Эту проблему можно было частично преодолеть в условиях благоприятной глобальной среды и в особенности выхода крупнейших стран Азии на новые уровни потребления. Именно на этой гипотезе были десять-двенадцать лет назад выстроены основные рекомендации относительно секторов экономики, имеющих приоритетный характер на Дальнем Востоке. Хотя уже к середине 2010-х годов было заметно, что многочисленные нетарифные ограничения, существующие в азиатских странах, имеют под собой серьёзную почву, часто в виде долгосрочных связей с другими странами – экспортёрами продукции, рынок которой хотела занять Россия.
Необходимо учитывать, что вторая составляющая поворота России к Востоку – более активные связи с азиатскими экономиками – отражала доминировавшие на том историческом этапе представления, что рост международной торговли и потребления в Азии имеет долгосрочный характер и может поэтому рассматриваться в качестве одного из внешних позитивных факторов развития. Соответственно, и ожидания на первом этапе развития новой политики в регионе были основаны на такой интерпретации – уникальные ресурсы и возможности России рассматривались как входной билет в глобальное инвестиционное пространство, а оно должно было создать продукцию для экспорта и увеличить доходы населения.
Кроме того, линейная логика, доминировавшая в течение долгого времени после завершения холодной войны, действительно позволяла выстраивать прямую связь между интенсивностью экономических отношений и политическим присутствием в том или ином регионе. Внешнеполитический смысл поворота России к Востоку был, таким образом, основан на создании баланса традиционно сильным связям на Западе. Необходимо отметить, что уже в середине 2010-х годов многие иностранные наблюдатели указывали на то, что Россия усиливает связи с Азией для того, чтобы вызвать ревность и вернуть расположение Европы.

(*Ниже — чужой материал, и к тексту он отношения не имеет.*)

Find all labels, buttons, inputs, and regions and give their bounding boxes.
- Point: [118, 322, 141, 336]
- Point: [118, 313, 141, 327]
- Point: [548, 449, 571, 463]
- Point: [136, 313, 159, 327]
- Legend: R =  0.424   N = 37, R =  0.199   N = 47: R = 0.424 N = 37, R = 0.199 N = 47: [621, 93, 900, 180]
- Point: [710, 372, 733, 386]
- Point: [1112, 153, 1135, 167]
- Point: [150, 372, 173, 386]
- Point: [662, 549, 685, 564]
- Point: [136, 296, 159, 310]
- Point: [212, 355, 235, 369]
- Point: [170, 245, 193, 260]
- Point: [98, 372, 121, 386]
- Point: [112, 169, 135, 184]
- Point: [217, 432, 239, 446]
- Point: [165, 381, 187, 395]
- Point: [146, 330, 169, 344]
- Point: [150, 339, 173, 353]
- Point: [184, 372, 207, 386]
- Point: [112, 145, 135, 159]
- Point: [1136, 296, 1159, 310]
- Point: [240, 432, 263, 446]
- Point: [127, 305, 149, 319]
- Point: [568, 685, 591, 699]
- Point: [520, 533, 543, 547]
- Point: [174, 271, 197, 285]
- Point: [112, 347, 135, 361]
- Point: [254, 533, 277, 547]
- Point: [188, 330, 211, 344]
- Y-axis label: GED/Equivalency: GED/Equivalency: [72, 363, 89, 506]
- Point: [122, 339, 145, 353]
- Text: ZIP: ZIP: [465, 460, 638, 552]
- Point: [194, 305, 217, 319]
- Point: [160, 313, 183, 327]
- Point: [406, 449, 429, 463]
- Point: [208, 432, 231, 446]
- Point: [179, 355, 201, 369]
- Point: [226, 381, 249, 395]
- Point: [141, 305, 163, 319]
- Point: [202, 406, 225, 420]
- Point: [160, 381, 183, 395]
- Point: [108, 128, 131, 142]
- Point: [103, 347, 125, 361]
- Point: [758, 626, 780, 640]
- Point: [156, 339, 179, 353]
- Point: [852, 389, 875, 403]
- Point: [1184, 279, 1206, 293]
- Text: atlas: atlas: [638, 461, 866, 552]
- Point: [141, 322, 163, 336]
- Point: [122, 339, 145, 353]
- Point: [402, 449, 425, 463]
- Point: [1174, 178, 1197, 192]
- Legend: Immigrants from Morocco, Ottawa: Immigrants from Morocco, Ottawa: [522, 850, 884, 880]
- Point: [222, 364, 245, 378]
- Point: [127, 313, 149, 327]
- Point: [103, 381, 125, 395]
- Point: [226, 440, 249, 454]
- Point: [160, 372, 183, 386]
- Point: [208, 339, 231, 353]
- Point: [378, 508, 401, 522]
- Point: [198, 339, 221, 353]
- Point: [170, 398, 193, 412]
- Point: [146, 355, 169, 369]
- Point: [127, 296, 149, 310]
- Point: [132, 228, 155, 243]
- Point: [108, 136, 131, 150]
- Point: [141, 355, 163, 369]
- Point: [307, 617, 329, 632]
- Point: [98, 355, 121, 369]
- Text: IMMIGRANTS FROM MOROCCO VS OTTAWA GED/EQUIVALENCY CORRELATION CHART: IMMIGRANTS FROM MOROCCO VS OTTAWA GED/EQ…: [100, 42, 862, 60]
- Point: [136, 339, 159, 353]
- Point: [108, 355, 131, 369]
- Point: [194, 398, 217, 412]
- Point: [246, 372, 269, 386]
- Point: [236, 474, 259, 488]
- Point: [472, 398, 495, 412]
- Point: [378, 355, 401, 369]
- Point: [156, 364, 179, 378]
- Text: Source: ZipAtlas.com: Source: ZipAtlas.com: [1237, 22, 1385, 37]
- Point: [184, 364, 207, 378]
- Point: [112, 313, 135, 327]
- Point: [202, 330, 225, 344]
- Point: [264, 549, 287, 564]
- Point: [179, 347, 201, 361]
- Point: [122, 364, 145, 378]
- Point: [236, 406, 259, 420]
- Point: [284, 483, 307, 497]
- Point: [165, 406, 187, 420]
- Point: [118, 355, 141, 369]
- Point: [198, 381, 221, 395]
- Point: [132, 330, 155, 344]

Такие комментарии были не лишены оснований, даже если имели связь только с умозрительным восприятием новой политики частью российских экспертов. В действительности смысл всей истории с поворотом был не в том, чтобы понравиться Азии или Европе, а в том, чтобы создать повестку для реализации первых необходимых шагов в региональном развитии внутри России.
К моменту начала пандемии коронавируса и связанных с ней ограничений международной мобильности, включая помехи в торговле рядом важных для Дальнего Востока видов продукции, эта повестка была создана. На ВЭФ 2018 и 2019 годов высокие российские представители уже вполне обоснованно рассказывали о конкретных достижениях институционального характера. Создание регулятивной базы, даже не совершенной, и запуск целого ряда новых для региона отраслей могут рассматриваться, как признак успешной политики.
Сейчас поворот завершён, но не потому, что Россия успешно повторила опыт развивающихся стран Южной или Юго-Восточной Азии – тот опыт в решении задач развития через привлечение иностранных инвестиций, который десять лет назад многими наблюдателями рассматривался как подходящий для копирования.
Восточный экономический форум 2021 года показал многое из того, как будет выглядеть взаимодействие государства и бизнеса, в первую очередь на международном уровне, в новых условиях. Сейчас правительства мира всё более сосредоточены на том, как решать внутренние проблемы и улаживать существующие или потенциальные противоречия на уровне своих национальных институтов. В этом отношении сравнительная закрытость от окружающего мира становится не выбором, а необходимостью. Международное сотрудничество отдельных регионов неизбежно испытает большое воздействие этого объективного процесса.